While all-pairs shortest paths compute distances among vertices in a graph, edit distance is a fundamental distance measure between sequences. It computes the number of edits (e.g. insertion, deletion, substitution) to convert one string to another, and has wide applications in computational biology, natural language processing, and so forth. A recent article in MIT Review (http://news.mit.edu/2015/algorithm-genome-best-possible-0610) reports on a new result on the complexity of finding edit distance between two sequences. For decades researchers have tried to design subquadratic algorithms for edit distance computation; this result shows such algorithms will refute "the strongly exponential time hypothesis" (SETH), a conjecture that is becoming a main device for proving conditional hardness of problems. A broader problem with an overwhelming number of applications arises when we allow matching a sequence to a class of sequences, instead of just a single sequence. Consider a class of documents, and we want to know whether a specific document matches the semantics of this class, and if not what minimal changes are required to match it with any one of them. Often the valid class of documents can be represented by a formal grammar. In that case, the problem of computing edit distance to any valid member of the grammar is known as the "language edit distance problem." Using dynamic programming, it is possible to compute exact language edit distance in cubic time. In a recent result, Saha shows this is nearly the best possible - connecting this problem to many fundamental graph problems such as all-pairs shortest paths and beyond. This provides a bridge between the complexity of distance computation over sequences to basic graph problems.
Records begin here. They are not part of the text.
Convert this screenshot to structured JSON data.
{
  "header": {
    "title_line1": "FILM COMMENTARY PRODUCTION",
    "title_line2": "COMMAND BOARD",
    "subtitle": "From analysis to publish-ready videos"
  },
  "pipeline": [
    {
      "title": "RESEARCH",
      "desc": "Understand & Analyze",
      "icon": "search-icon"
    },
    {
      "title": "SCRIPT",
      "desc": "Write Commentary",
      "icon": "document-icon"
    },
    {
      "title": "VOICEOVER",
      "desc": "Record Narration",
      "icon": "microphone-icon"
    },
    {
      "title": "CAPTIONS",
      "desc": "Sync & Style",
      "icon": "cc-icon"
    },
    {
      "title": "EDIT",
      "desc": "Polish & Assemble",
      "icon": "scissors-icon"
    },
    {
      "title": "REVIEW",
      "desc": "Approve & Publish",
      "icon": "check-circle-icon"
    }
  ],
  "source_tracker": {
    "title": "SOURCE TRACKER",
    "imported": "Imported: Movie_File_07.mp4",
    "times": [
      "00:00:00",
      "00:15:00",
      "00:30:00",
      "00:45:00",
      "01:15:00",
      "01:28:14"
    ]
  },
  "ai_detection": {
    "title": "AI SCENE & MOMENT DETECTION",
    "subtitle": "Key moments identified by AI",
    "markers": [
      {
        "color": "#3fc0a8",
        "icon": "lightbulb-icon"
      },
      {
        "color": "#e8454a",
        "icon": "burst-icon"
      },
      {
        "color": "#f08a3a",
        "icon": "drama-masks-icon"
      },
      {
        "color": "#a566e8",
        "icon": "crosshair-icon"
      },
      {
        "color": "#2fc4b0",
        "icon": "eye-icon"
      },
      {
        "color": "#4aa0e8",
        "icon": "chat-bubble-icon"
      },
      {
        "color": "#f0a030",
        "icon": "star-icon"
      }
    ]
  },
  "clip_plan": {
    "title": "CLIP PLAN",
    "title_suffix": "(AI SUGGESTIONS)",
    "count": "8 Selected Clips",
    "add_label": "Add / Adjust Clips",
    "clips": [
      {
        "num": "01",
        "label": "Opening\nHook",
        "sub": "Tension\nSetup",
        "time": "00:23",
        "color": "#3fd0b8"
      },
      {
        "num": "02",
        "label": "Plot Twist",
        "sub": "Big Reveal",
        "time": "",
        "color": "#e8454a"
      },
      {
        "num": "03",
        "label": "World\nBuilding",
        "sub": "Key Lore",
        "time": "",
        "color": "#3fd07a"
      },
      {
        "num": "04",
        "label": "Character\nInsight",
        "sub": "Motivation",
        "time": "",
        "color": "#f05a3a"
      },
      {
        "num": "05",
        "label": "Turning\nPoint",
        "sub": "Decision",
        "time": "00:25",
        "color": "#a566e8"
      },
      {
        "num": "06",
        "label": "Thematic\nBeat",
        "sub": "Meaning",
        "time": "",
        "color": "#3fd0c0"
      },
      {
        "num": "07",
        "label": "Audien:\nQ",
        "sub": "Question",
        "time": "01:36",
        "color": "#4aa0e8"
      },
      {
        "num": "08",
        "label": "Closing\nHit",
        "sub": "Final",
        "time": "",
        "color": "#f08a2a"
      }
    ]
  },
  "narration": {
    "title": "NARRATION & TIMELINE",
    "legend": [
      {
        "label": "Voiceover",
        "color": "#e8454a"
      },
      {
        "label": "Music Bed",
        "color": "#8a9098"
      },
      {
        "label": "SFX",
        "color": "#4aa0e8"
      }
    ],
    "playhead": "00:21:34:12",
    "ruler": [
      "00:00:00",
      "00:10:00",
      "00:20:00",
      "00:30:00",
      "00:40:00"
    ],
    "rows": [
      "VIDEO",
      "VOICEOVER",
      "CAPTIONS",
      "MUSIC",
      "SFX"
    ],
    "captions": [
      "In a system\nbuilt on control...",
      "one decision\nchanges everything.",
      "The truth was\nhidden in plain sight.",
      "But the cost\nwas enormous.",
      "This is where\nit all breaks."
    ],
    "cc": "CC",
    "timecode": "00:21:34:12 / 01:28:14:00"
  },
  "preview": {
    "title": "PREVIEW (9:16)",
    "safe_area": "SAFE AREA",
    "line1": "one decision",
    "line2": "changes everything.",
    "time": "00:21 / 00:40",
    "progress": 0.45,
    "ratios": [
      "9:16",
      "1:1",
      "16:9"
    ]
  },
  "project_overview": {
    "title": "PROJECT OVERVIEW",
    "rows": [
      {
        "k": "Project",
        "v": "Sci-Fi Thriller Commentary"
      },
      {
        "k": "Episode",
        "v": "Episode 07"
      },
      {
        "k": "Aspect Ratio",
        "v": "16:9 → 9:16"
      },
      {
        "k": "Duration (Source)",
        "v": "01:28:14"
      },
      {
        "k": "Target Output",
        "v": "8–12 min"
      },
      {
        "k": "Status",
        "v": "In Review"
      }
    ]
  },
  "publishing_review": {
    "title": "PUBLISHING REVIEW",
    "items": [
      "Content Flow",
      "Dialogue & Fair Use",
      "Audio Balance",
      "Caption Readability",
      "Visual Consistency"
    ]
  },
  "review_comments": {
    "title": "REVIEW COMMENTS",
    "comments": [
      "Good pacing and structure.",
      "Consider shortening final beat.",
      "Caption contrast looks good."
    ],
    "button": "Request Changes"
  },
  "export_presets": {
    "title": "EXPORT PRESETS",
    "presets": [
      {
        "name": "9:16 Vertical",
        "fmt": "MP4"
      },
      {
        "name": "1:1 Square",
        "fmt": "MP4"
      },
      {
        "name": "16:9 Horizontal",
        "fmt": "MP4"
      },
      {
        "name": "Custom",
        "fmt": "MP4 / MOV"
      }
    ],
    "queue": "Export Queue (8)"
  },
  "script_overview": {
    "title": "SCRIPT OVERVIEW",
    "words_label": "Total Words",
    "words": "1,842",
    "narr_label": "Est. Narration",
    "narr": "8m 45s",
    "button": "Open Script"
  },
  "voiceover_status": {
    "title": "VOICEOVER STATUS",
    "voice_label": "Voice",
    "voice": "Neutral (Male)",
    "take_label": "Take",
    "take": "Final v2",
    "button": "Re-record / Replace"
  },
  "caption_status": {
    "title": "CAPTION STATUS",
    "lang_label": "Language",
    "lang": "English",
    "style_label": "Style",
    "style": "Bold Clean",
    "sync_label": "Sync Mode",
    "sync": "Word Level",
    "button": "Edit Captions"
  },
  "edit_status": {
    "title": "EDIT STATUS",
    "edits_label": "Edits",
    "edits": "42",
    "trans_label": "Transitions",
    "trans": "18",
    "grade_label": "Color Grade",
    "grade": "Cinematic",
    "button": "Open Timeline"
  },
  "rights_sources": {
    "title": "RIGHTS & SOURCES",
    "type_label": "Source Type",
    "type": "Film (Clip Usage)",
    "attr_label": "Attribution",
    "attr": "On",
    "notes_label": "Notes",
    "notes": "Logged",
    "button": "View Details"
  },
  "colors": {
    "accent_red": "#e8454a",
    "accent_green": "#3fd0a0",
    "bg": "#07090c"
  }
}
"Can we design faster approximation algorithms for the language edit distance problem beating the cubic hardness? In one of our works, we show indeed that is possible," said Saha. "Our algorithm also gives fast alternatives to many graph problems exploiting the connection. The main crucial ingredient in this algorithm is a method of 'dependent randomized rounding.' First, we show the language edit distance computation can be computed fast if for all substrings the true distance belongs to a small possible set of distances. If that is not the case, we 'round' the actual distances to belong to that set. We select the rounded value by following a carefully crafted probability distribution depending on the value of the actual solution, and we slowly build the solution to successively larger sequences like in dynamic programming. Indeed, our method can be useful to accelerate dynamic programming, one of the most fundamental methods for developing polynomial time algorithms. Exact dynamic programmings are often slow." In a recent project funded by NSF, Saha is striving to build new generic tools for scalable dynamic programmings, where approximation and randomization promise to play very important roles.

"In prior works, we have developed new paradigms of dependent randomized rounding which were useful to obtain polynomial time algorithms for many NP-Hard problems," said Saha. "Here, a similar concept helps us to design fast algorithm for a polynomial time problem." The area of understanding the fine-grained complexity of problems, and designing fast algorithms through that lens is still in its early-stage, and there are many open problems. In the big data era, when a quadratic running time is as bad as a NPHard problem in efficiency, the importance of fine-grained complexity is growing. As a fellow in the Simons Institute at the University of California Berkeley, Saha is participating in a semester-long program devoted to understanding the main challenges in this area, and making progress on a variety of fundamental questions in the theory of computation utilizing close connections between complexity theory and algorithm design.